Most clinicians agree that patients with CFS need a team approach to their illness. The most disruptive symptoms should be addressed first. In general, the therapy will be a combination of psychological counseling (to help with the day-to-day burden CFS imposes on the patient's life) and mild guided exercise (a physical therapist might be able to help; care should be taken to not be too strenuous). Cognitive-behavioral therapy seems to work well with pediatric-aged patients.

Is there a cure for CFS/SEID?

Although some people may spontaneously have a reduction or cessation of some symptoms of CFS/SEID, especially with treatments described above, there is no known cure for CFS/SEID. The current goal is to relieve symptoms; accomplishing symptom reduction is often done by several different activities that patients can use at the same time. Such combined activity (or therapy) may include the following:

  • Healthy diet (increasing fruits and vegetables and avoiding fatty foods); some claim adding the following herbals and diet products to the patient's diet may reduce symptoms (astragalus, borage seed oil, bromelain, comfrey, Echinacea, garlic, Ginkgo biloba, ginseng, primrose oil, quercetin, St. John's wort, maca, pau d'arco, spirulina, and Shiitake mushroom extract), but patients should check with their doctors before using such items.
  • Exercise (regular daily exercise programmed for the individual patient)
  • Intellectual stimulation (may require cognitive-behavorial therapy)
  • Testing for sleep apnea and receive sleep-management therapy if needed
  • Medication for pain and discomfort
  • Anti-anxiety and /or antidepressant medication

What is the prognosis (outcome) for CFS/SEID?
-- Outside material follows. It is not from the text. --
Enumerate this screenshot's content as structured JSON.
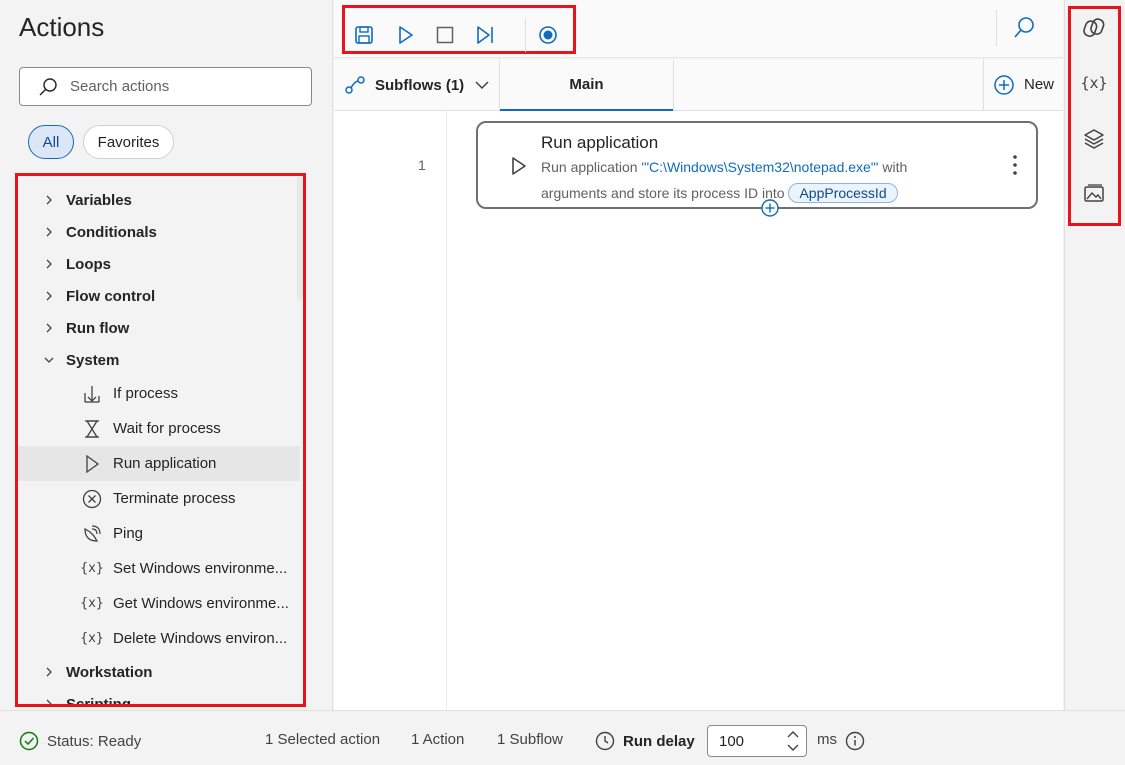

Because full recovery from CFS/SEID is very infrequent (only 5%-10% of adult patients diagnosed), the prognosis usually ranges from fair to poor. Many patients can only work at part-time jobs; some patients become bedridden. Mental impairment, especially memory loss and the ability to concentrate are very disconcerting to CFS/SEID patients. Even with symptomatic treatment, some patients may continue with a slow decline in their ability to function. Some studies suggest that even about two years after diagnosis and symptomatic treatment, over half of the CFS/SEID patients still were fatigued.
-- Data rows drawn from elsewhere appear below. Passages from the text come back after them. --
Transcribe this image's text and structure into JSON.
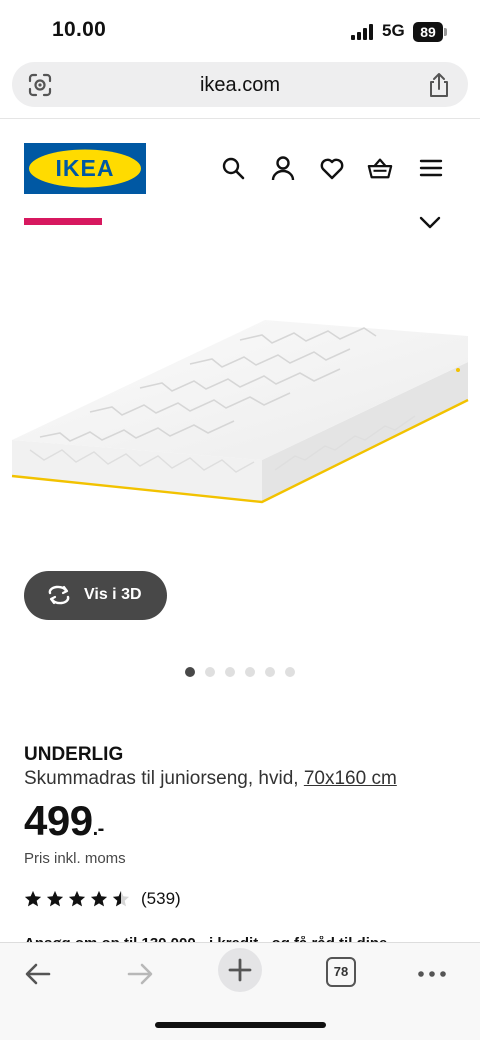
{
  "status_bar": {
    "time": "10.00",
    "network": "5G",
    "battery": "89"
  },
  "browser": {
    "url": "ikea.com",
    "tabs_count": "78"
  },
  "header": {
    "logo_text": "IKEA",
    "brand_colors": {
      "blue": "#0058a3",
      "yellow": "#ffdb00",
      "accent_pink": "#d7185f"
    },
    "icons": [
      "search-icon",
      "account-icon",
      "heart-icon",
      "basket-icon",
      "menu-icon"
    ]
  },
  "gallery": {
    "view_3d_label": "Vis i 3D",
    "image_count": 6,
    "active_index": 0
  },
  "product": {
    "name": "UNDERLIG",
    "description": "Skummadras til juniorseng, hvid, ",
    "size": "70x160 cm",
    "price": "499",
    "price_suffix": ".-",
    "vat_note": "Pris inkl. moms",
    "rating": 4.5,
    "review_count": "(539)",
    "cut_off_text": "Ansøg om op til 130.000,- i kredit - og få råd til dine"
  }
}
The prognosis for children is better than that for adults as most children recover completely after about one to four years of treatment; although during recovery, they often have problems in school with attention and memory. Many will also have anxiety and depression. Researchers suggest that cognitive-behavioral therapy is a major effective treatment for adolescents with CFS/SEID.

Source: http://www.rxlist.com

No defined cause of CFS or SEID is known, even after about two decades of research on patients who fit the CFS or SEID criteria. Although many diseases coexist with CFS or SEID in patients, there are no proven links to any known disease (physical or mental) or pathogen (including viral) that is responsible for CFS or SEID development.
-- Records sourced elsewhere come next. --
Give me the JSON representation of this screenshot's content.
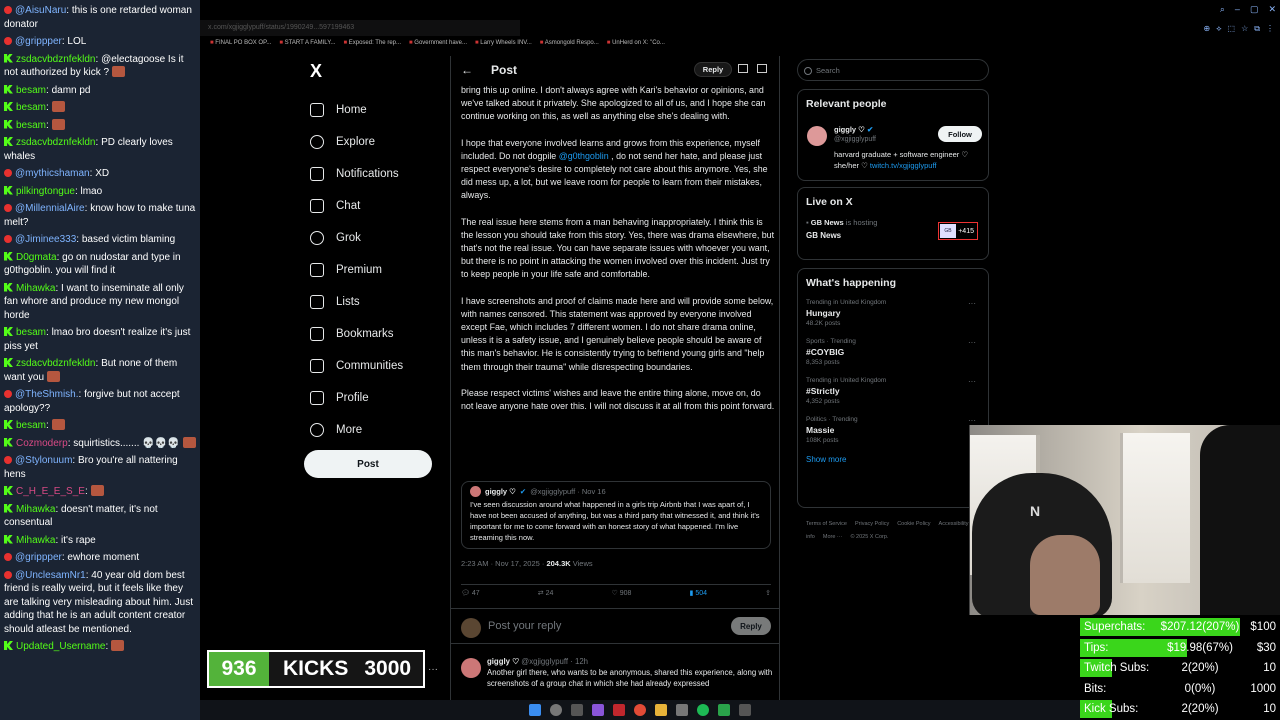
{
  "browser": {
    "url": "x.com/xgjigglypuff/status/1990249...597199463",
    "bookmarks": [
      "FINAL PO BOX OP...",
      "START A FAMILY...",
      "Exposed: The rep...",
      "Government have...",
      "Larry Wheels INV...",
      "Asmongold Respo...",
      "UnHerd on X: \"Co..."
    ]
  },
  "chat": {
    "messages": [
      {
        "platform": "yt",
        "user": "@AisuNaru",
        "text": "this is one retarded woman donator",
        "emote": false
      },
      {
        "platform": "yt",
        "user": "@grippper",
        "text": "LOL",
        "emote": false
      },
      {
        "platform": "kick",
        "user": "zsdacvbdznfekldn",
        "text": "@electagoose Is it not authorized by kick ?",
        "emote": true
      },
      {
        "platform": "kick",
        "user": "besam",
        "text": "damn pd",
        "emote": false
      },
      {
        "platform": "kick",
        "user": "besam",
        "text": "",
        "emote": true
      },
      {
        "platform": "kick",
        "user": "besam",
        "text": "",
        "emote": true
      },
      {
        "platform": "kick",
        "user": "zsdacvbdznfekldn",
        "text": "PD clearly loves whales",
        "emote": false
      },
      {
        "platform": "yt",
        "user": "@mythicshaman",
        "text": "XD",
        "emote": false
      },
      {
        "platform": "kick",
        "user": "pilkingtongue",
        "text": "lmao",
        "emote": false
      },
      {
        "platform": "yt",
        "user": "@MillennialAire",
        "text": "know how to make tuna melt?",
        "emote": false
      },
      {
        "platform": "yt",
        "user": "@Jiminee333",
        "text": "based victim blaming",
        "emote": false
      },
      {
        "platform": "kick",
        "user": "D0gmata",
        "text": "go on nudostar and type in g0thgoblin. you will find it",
        "emote": false
      },
      {
        "platform": "kick",
        "user": "Mihawka",
        "text": "I want to inseminate all only fan whore and produce my new mongol horde",
        "emote": false
      },
      {
        "platform": "kick",
        "user": "besam",
        "text": "lmao bro doesn't realize it's just piss yet",
        "emote": false
      },
      {
        "platform": "kick",
        "user": "zsdacvbdznfekldn",
        "text": "But none of them want you",
        "emote": true
      },
      {
        "platform": "yt",
        "user": "@TheShmish.",
        "text": "forgive but not accept apology??",
        "emote": false
      },
      {
        "platform": "kick",
        "user": "besam",
        "text": "",
        "emote": true
      },
      {
        "platform": "kick",
        "user": "Cozmoderp",
        "text": "squirtistics....... 💀💀💀",
        "emote": true
      },
      {
        "platform": "yt",
        "user": "@Stylonuum",
        "text": "Bro you're all nattering hens",
        "emote": false
      },
      {
        "platform": "kick",
        "user": "C_H_E_E_S_E",
        "text": "",
        "emote": true
      },
      {
        "platform": "kick",
        "user": "Mihawka",
        "text": "doesn't matter, it's not consentual",
        "emote": false
      },
      {
        "platform": "kick",
        "user": "Mihawka",
        "text": "it's rape",
        "emote": false
      },
      {
        "platform": "yt",
        "user": "@grippper",
        "text": "ewhore moment",
        "emote": false
      },
      {
        "platform": "yt",
        "user": "@UnclesamNr1",
        "text": "40 year old dom best friend is really weird, but it feels like they are talking very misleading about him. Just adding that he is an adult content creator should atleast be mentioned.",
        "emote": false
      },
      {
        "platform": "kick",
        "user": "Updated_Username",
        "text": "",
        "emote": true
      }
    ],
    "colors": {
      "yt_user": "#7fb4ff",
      "kick_user": "#53fc18",
      "kick_alt_user": "#d94a85"
    }
  },
  "nav": {
    "logo": "X",
    "items": [
      {
        "label": "Home",
        "icon": "home-icon"
      },
      {
        "label": "Explore",
        "icon": "search-icon"
      },
      {
        "label": "Notifications",
        "icon": "bell-icon"
      },
      {
        "label": "Chat",
        "icon": "mail-icon"
      },
      {
        "label": "Grok",
        "icon": "grok-icon"
      },
      {
        "label": "Premium",
        "icon": "x-logo-icon"
      },
      {
        "label": "Lists",
        "icon": "list-icon"
      },
      {
        "label": "Bookmarks",
        "icon": "bookmark-icon"
      },
      {
        "label": "Communities",
        "icon": "people-icon"
      },
      {
        "label": "Profile",
        "icon": "person-icon"
      },
      {
        "label": "More",
        "icon": "more-icon"
      }
    ],
    "post_button": "Post"
  },
  "post": {
    "header_title": "Post",
    "reply_button": "Reply",
    "paragraphs": [
      "bring this up online. I don't always agree with Kari's behavior or opinions, and we've talked about it privately. She apologized to all of us, and I hope she can continue working on this, as well as anything else she's dealing with.",
      "I hope that everyone involved learns and grows from this experience, myself included. Do not dogpile @g0thgoblin , do not send her hate, and please just respect everyone's desire to completely not care about this anymore. Yes, she did mess up, a lot, but we leave room for people to learn from their mistakes, always.",
      "The real issue here stems from a man behaving inappropriately. I think this is the lesson you should take from this story. Yes, there was drama elsewhere, but that's not the real issue. You can have separate issues with whoever you want, but there is no point in attacking the women involved over this incident. Just try to keep people in your life safe and comfortable.",
      "I have screenshots and proof of claims made here and will provide some below, with names censored. This statement was approved by everyone involved except Fae, which includes 7 different women. I do not share drama online, unless it is a safety issue, and I genuinely believe people should be aware of this man's behavior.  He is consistently trying to befriend young girls and \"help them through their trauma\" while disrespecting boundaries.",
      "Please respect victims' wishes and leave the entire thing alone, move on, do not leave anyone hate over this. I will not discuss it at all from this point forward."
    ],
    "mention": "@g0thgoblin",
    "quote": {
      "name": "giggly ♡",
      "handle": "@xgjigglypuff · Nov 16",
      "text": "I've seen discussion around what happened in a girls trip Airbnb that I was apart of, I have not been accused of anything, but was a third party that witnessed it, and think it's important for me to come forward with an honest story of what happened. I'm live streaming this now."
    },
    "time": "2:23 AM · Nov 17, 2025 · ",
    "views_count": "204.3K",
    "views_label": " Views",
    "actions": {
      "replies": "47",
      "reposts": "24",
      "likes": "908",
      "bookmarks": "504"
    },
    "reply_placeholder": "Post your reply",
    "reply_submit": "Reply",
    "reply2": {
      "name": "giggly ♡",
      "handle": "@xgjigglypuff · 12h",
      "text": "Another girl there, who wants to be anonymous, shared this experience, along with screenshots of a group chat in which she had already expressed"
    }
  },
  "sidebar": {
    "search_placeholder": "Search",
    "relevant": {
      "title": "Relevant people",
      "name": "giggly ♡",
      "handle": "@xgjigglypuff",
      "follow": "Follow",
      "bio": "harvard graduate + software engineer ♡ she/her ♡ ",
      "bio_link": "twitch.tv/xgjigglypuff"
    },
    "live": {
      "title": "Live on X",
      "host": "GB News",
      "hosting": " is hosting",
      "name": "GB News",
      "count": "+415"
    },
    "happening": {
      "title": "What's happening",
      "trends": [
        {
          "context": "Trending in United Kingdom",
          "name": "Hungary",
          "count": "48.2K posts"
        },
        {
          "context": "Sports · Trending",
          "name": "#COYBIG",
          "count": "8,353 posts"
        },
        {
          "context": "Trending in United Kingdom",
          "name": "#Strictly",
          "count": "4,352 posts"
        },
        {
          "context": "Politics · Trending",
          "name": "Massie",
          "count": "108K posts"
        }
      ],
      "show_more": "Show more"
    },
    "footer": [
      "Terms of Service",
      "Privacy Policy",
      "Cookie Policy",
      "Accessibility",
      "Ads info",
      "More ···",
      "© 2025 X Corp."
    ]
  },
  "stats": {
    "rows": [
      {
        "label": "Superchats:",
        "value": "$207.12(207%)",
        "goal": "$100",
        "fill_pct": 100
      },
      {
        "label": "Tips:",
        "value": "$19.98(67%)",
        "goal": "$30",
        "fill_pct": 67
      },
      {
        "label": "Twitch Subs:",
        "value": "2(20%)",
        "goal": "10",
        "fill_pct": 20
      },
      {
        "label": "Bits:",
        "value": "0(0%)",
        "goal": "1000",
        "fill_pct": 0
      },
      {
        "label": "Kick Subs:",
        "value": "2(20%)",
        "goal": "10",
        "fill_pct": 20
      }
    ]
  },
  "kicks": {
    "count": "936",
    "label": "KICKS",
    "goal": "3000"
  }
}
The Centers for Disease Control (CDC) indicates that researchers are still trying to identify the cause(s) of CFS/SEID and offer some speculation about the ongoing research. For example, they suggest the possibility that CFS/SEID represents an endpoint of multiple diseases or conditions such as viral infections, stress, and toxin exposure. However, the CDC states that "CFS is not caused exclusively by any single recognized infectious disease agent." This includes Epstein-Barr virus, Lyme disease bacteria (Borrelia burgdorferi), human retroviruses, bornaviruses, fungi, Mycoplasma spp, and many others. However, if a person has been infected with several (at least three) different pathogens, the chances of getting CFS/SEID goes up. In addition, some researchers had suggested that a new virus found in some CFS/SEID patients (termed XMRV or xenotropic murine leukemia virus-related virus) may be a candidate for cause, but a recent larger study has disproven this theory. In addition, although the CDC says no autoimmune changes like lupus or other diseases are found in CFS/SEID, many CFS/SEID patients have high levels of immune complexes and anti-self antibodies in their blood that may be a clue about what causes CFS/SEID. The CDC mentions other findings (allergies, T-cell activation, and cytokines), but none have any direct link to causing CFS/SEID.